Grace held back a sigh. “I have to be up in five hours, Phil.”

“And I want to be more important to you than one night of sleep,” he pressed. “Drink a little extra coffee tomorrow and be with me tonight.”

Grace bit down on her lip to stop herself from saying what she wanted to say. It wasn’t nice, and she wouldn’t be able to take it back. Phillip was frustrated, and with good cause. They had been drifting apart for some time now. Grace just wasn’t sure what to do about it.

They drove in silence until Phillip pulled into her driveway. He didn’t speak again until he turned off the engine.

“Grace?”

She let out a breath she hadn’t been aware she’d been holding. “Yes?”

“Invite me inside.”

It wasn’t a totally unreasonable request. It had been three weeks and it was only one night. She could smooth everything over by inviting him in now and doubling down on coffee tomorrow, but the fact was she didn’t want to. She wanted him to go.

It was decision time.

“I’m not going to lie, Grace,” he said, turning to her. “I don’t hire ugly waitresses. They’re young, they’re hot, and they like me. It’s a temptation.”

Wait. Did he think telling her this was helping his case?

“I need to feel close to you to remember why they’re not worth it.”

Was he kidding? Phillip was the one who went into work every day to manage the managers. If he was spending time with hot, young servers, it was because he was exactly where he wanted to be. Throwing his own decisions in her face like this had her blood boiling dangerously below the surface.

“And are we worth it?” she asked. “You and me, with our mismatched schedules and my insistence on not living together? Let’s be honest as long as we’re talking about this. Is this what you really want?”

He looked straight ahead, mouth frowning, and didn’t answer for several beats. “We both know the answer to that.”

Grace let his words settle in, knowing they were heavier than she wanted to acknowledge this late at night.

At last, Phillip took a deep breath. “If you’re not going to invite me in, we might as well do this now.”

That caught her attention. “Do
what
now?”

For the first time that night, Phillip turned and looked at her—really looked at her. “This isn’t working anymore, Grace,” he said in a tone that told her he’d practiced the words. Maybe he’d been alone, or maybe he’d done a dry run on someone else, but the speech he was about to lay down was not impromptu. “It hasn’t been working for months now. The only reason we’ve stayed together was because staying together is easier than breaking up.”

Grace chose her next words carefully. “And to be clear, when you said ‘we might as well do this now,’ you were referencing the fact that you were planning on giving me this same speech either tonight or tomorrow morning?”

He sent her a flirty smile that usually got her heart to skip a beat. “I would have to be insane not to try for one last night.”

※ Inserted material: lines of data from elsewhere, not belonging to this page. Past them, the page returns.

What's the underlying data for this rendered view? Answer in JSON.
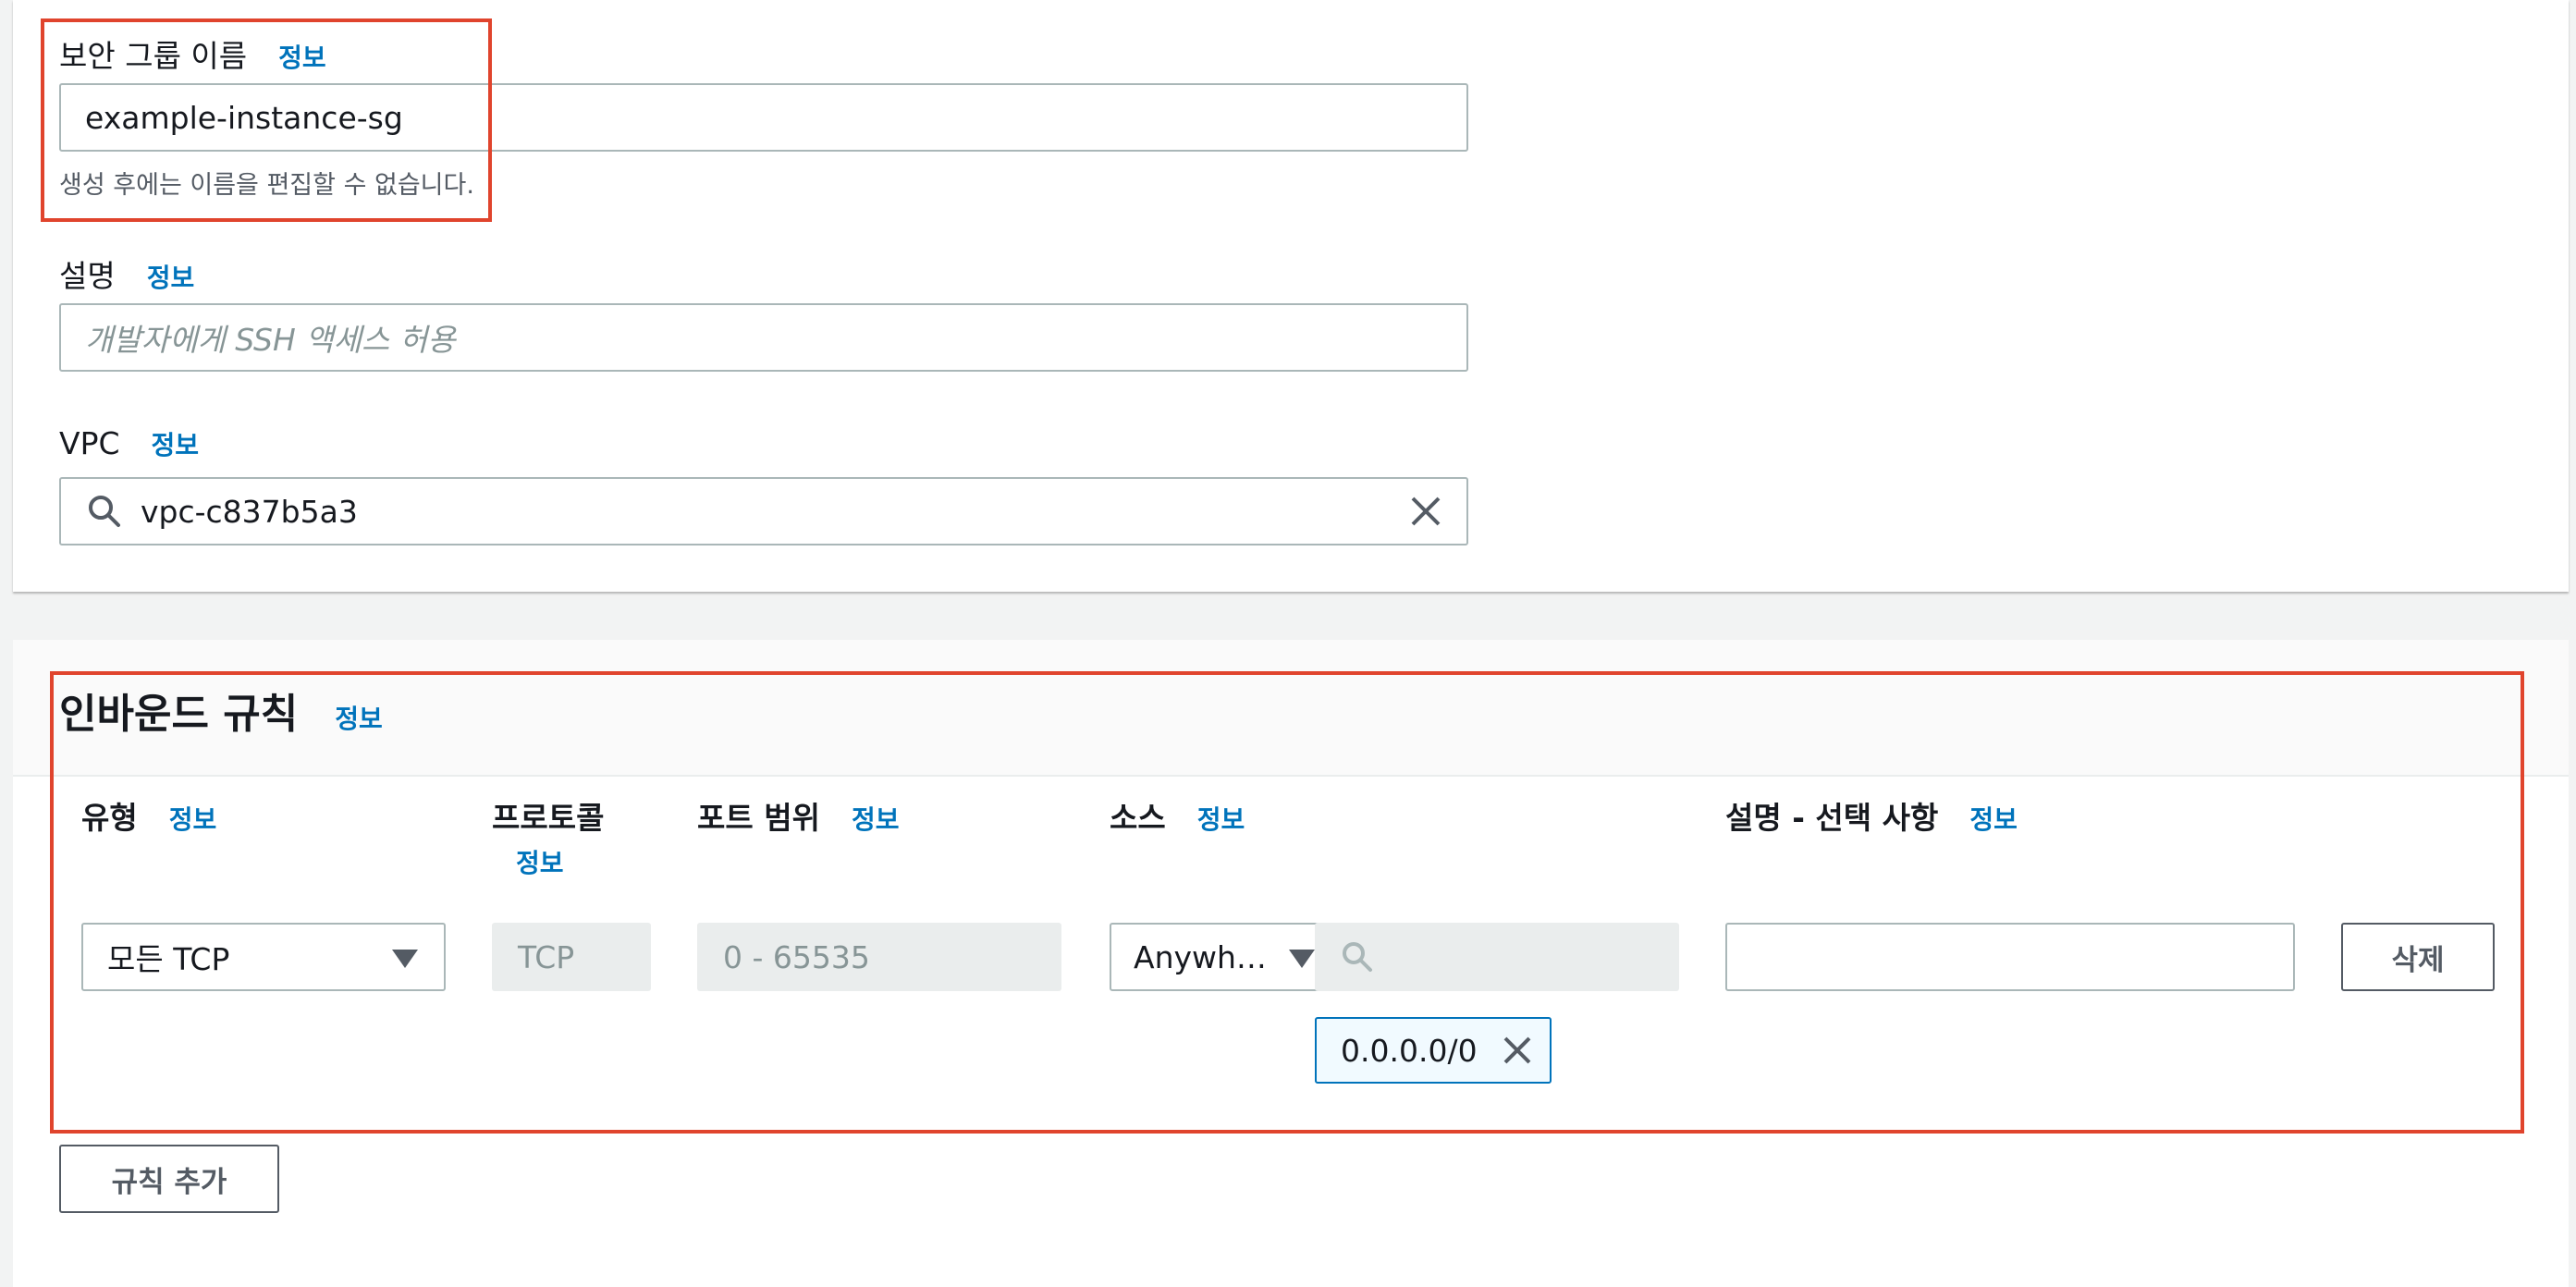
{
  "info_label": "정보",
  "sg_name": {
    "label": "보안 그룹 이름",
    "value": "example-instance-sg",
    "hint": "생성 후에는 이름을 편집할 수 없습니다."
  },
  "description": {
    "label": "설명",
    "placeholder": "개발자에게 SSH 액세스 허용"
  },
  "vpc": {
    "label": "VPC",
    "value": "vpc-c837b5a3"
  },
  "inbound": {
    "title": "인바운드 규칙",
    "columns": {
      "type": "유형",
      "protocol": "프로토콜",
      "port_range": "포트 범위",
      "source": "소스",
      "description": "설명 - 선택 사항"
    },
    "rule": {
      "type": "모든 TCP",
      "protocol": "TCP",
      "port_range": "0 - 65535",
      "source_type": "Anywh…",
      "source_cidr": "0.0.0.0/0",
      "description": ""
    },
    "delete_label": "삭제",
    "add_rule_label": "규칙 추가"
  },
  "colors": {
    "info_link": "#0073bb",
    "highlight": "#e0442d",
    "token_border": "#0073bb"
  }
}
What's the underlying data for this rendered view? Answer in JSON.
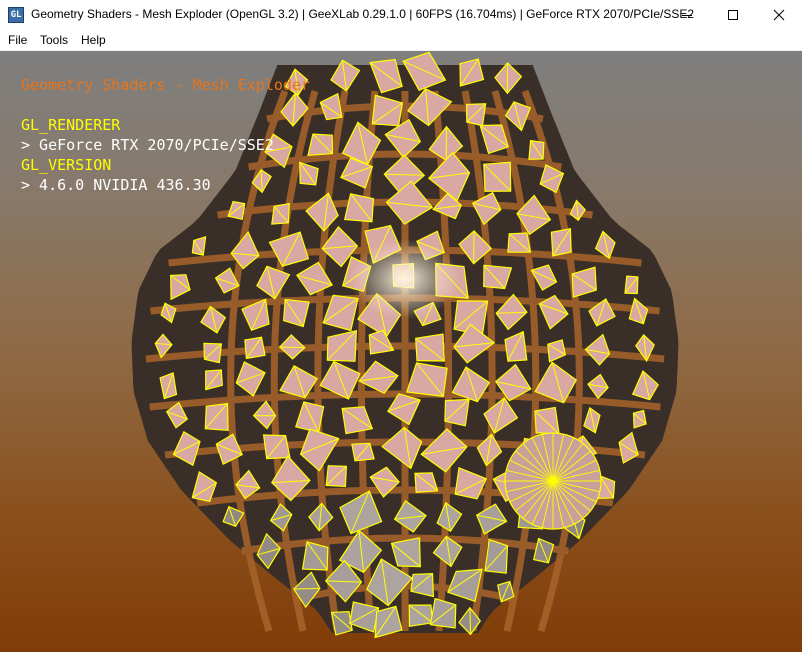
{
  "window": {
    "title": "Geometry Shaders - Mesh Exploder (OpenGL 3.2) | GeeXLab 0.29.1.0 | 60FPS (16.704ms) | GeForce RTX 2070/PCIe/SSE2",
    "app_icon_text": "GL",
    "controls": {
      "minimize": "minimize-icon",
      "maximize": "maximize-icon",
      "close": "close-icon"
    }
  },
  "menu": {
    "items": [
      "File",
      "Tools",
      "Help"
    ]
  },
  "overlay": {
    "demo_title": "Geometry Shaders - Mesh Exploder",
    "renderer_label": "GL_RENDERER",
    "renderer_value": "> GeForce RTX 2070/PCIe/SSE2",
    "version_label": "GL_VERSION",
    "version_value": "> 4.6.0 NVIDIA 436.30"
  },
  "colors": {
    "overlay_title": "#e8741a",
    "overlay_key": "#ffff00",
    "overlay_value": "#ffffff",
    "wireframe": "#ffff00",
    "shard_fill": "#d9a8a3",
    "background_top": "#7f7f7f",
    "background_bottom": "#803c07"
  }
}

Her heart did not skip a beat. It raged.

Grace gripped on to the door handle—half to open the door and half to stop herself from lunging across the car and doing who knew what to the man she’d given the last three years of her life to.

Grace pushed the door open. “You need to leave. Immediately.”

“Gra—”

She held up her hand. “Don’t speak. Don’t touch me. Don’t do anything but drive away as fast as you can before I do something we’ll both regret.”

Phillip let out a frustrated sigh. “Grace, this is clearly coming out all wrong. I don’t want us to end on a note like this.”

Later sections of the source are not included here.